I designed an operational transconductance amplifier (OTA) for an oscilloscope probe, implemented in a TSMC 0.25 µm CMOS process, used to buffer on-chip signals when they are routed off-chip for measurement.
The amplifier was required to have a closed loop gain of 10 V/V, enable DC voltage measurements within 1% accuracy and less than 1% overshoot, all while maintaining thermal noise below 30µV and consuming no more than 900µA of current.
Starting from hand calculations, I sized the input differential pair, current mirrors, tail current sources, and second-stage driver to establish the required transconductance, output resistance, allocating more current to the second stage as it drives the output.
The main challenge in this project was balancing stability and speed while driving a large 20 pF load.
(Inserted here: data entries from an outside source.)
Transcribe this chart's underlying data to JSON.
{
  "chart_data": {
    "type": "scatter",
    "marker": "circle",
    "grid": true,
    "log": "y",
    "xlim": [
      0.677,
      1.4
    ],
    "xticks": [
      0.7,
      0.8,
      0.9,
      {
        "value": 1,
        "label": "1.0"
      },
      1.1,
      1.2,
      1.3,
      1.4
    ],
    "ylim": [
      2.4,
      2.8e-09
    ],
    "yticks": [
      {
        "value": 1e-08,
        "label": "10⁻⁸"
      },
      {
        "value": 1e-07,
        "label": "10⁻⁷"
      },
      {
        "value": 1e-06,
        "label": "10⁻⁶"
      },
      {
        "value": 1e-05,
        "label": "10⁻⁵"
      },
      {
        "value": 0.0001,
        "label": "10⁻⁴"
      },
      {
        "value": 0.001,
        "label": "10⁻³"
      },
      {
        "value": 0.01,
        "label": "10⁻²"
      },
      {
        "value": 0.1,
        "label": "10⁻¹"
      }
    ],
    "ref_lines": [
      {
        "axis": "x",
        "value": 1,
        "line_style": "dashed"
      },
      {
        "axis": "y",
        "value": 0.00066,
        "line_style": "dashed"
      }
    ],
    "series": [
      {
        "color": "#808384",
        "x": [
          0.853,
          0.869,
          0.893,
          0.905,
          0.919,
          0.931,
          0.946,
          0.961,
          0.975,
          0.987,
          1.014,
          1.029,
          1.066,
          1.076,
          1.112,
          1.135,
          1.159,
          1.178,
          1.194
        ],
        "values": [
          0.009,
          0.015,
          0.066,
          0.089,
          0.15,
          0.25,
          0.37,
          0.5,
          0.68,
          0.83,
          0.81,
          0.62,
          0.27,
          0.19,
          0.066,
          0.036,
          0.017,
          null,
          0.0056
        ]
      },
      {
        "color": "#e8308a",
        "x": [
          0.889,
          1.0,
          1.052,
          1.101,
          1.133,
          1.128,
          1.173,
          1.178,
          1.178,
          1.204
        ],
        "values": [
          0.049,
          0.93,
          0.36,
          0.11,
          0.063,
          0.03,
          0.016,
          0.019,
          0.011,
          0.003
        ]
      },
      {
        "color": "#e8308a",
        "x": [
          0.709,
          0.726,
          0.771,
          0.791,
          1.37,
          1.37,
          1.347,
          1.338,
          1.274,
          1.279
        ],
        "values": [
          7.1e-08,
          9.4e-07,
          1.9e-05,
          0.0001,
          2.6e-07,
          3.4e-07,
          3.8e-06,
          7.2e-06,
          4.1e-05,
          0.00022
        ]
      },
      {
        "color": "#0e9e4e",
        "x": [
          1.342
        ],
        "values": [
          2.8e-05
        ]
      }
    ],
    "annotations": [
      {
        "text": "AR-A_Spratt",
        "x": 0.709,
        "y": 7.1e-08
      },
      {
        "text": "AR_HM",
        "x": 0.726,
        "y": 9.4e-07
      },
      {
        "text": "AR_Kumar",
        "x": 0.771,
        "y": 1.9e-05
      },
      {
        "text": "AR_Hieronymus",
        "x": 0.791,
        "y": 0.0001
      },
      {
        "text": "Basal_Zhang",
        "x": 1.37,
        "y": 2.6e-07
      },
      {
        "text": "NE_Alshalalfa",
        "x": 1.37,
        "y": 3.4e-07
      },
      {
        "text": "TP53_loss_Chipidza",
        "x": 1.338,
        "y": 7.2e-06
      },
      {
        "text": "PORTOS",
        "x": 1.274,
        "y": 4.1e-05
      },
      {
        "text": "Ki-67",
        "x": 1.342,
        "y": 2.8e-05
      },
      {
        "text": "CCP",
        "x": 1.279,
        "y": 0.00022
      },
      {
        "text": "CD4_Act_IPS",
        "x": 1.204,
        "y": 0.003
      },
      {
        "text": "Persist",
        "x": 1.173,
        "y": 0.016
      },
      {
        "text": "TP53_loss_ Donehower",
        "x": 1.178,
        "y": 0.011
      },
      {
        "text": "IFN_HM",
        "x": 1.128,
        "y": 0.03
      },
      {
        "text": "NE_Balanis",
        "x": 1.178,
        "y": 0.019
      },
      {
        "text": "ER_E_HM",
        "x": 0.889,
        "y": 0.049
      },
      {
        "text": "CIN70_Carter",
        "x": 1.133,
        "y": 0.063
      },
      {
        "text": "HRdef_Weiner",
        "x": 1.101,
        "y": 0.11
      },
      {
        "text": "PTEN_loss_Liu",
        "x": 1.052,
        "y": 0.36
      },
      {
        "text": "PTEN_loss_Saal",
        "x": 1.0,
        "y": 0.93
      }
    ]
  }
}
To address this, I iteratively tuned transistor width ratios and bias currents using DC operating-point simulations to ensure all devices remained in saturation while extracting transconductance, output resistance, and overdrive voltages.
Next, I performed AC and stability analyses using Cadence Spectre to extract loop gain, phase margin, unity-gain frequency, and closed-loop bandwidth. During this process, I utilized Miller compensation and Miller Zero Removal to ensure a large phase margin under feedback while driving the 20 pF load. I then ran transient simulations across multiple step amplitudes to evaluate settling time and overshoot to ensure my design met spec.
Finally, I analyzed robustness across temperature, supply-voltage, and load corners. I computed integrated input-referred noise using extracted transconductance and simulated closed-loop bandwidth, and verified performance degradation trends through temperature and supply sweeps to ensure the design remained compliant under worst-case conditions.
The final OTA met all required performance specifications under nominal operating conditions. The design achieved a closed-loop gain of approximately 10 V/V with a unity-gain frequency of 12.03 MHz and a closed-loop bandwidth of 1.205 MHz while driving a 20 pF load. Stability was ensured with a phase margin of approximately 91°, resulting in fast, well-damped transient behavior.
Power and accuracy targets were satisfied, with total current consumption of 881.5 µA and an input-referred DC offset of 66.2 µV. Transient simulations showed approximately 1 µs settling time to 1% accuracy with 0% overshoot. Integrated noise performance exceeded requirements, with a room-temperature noise of 5.77 µV, providing substantial margin below the 30 µV specification.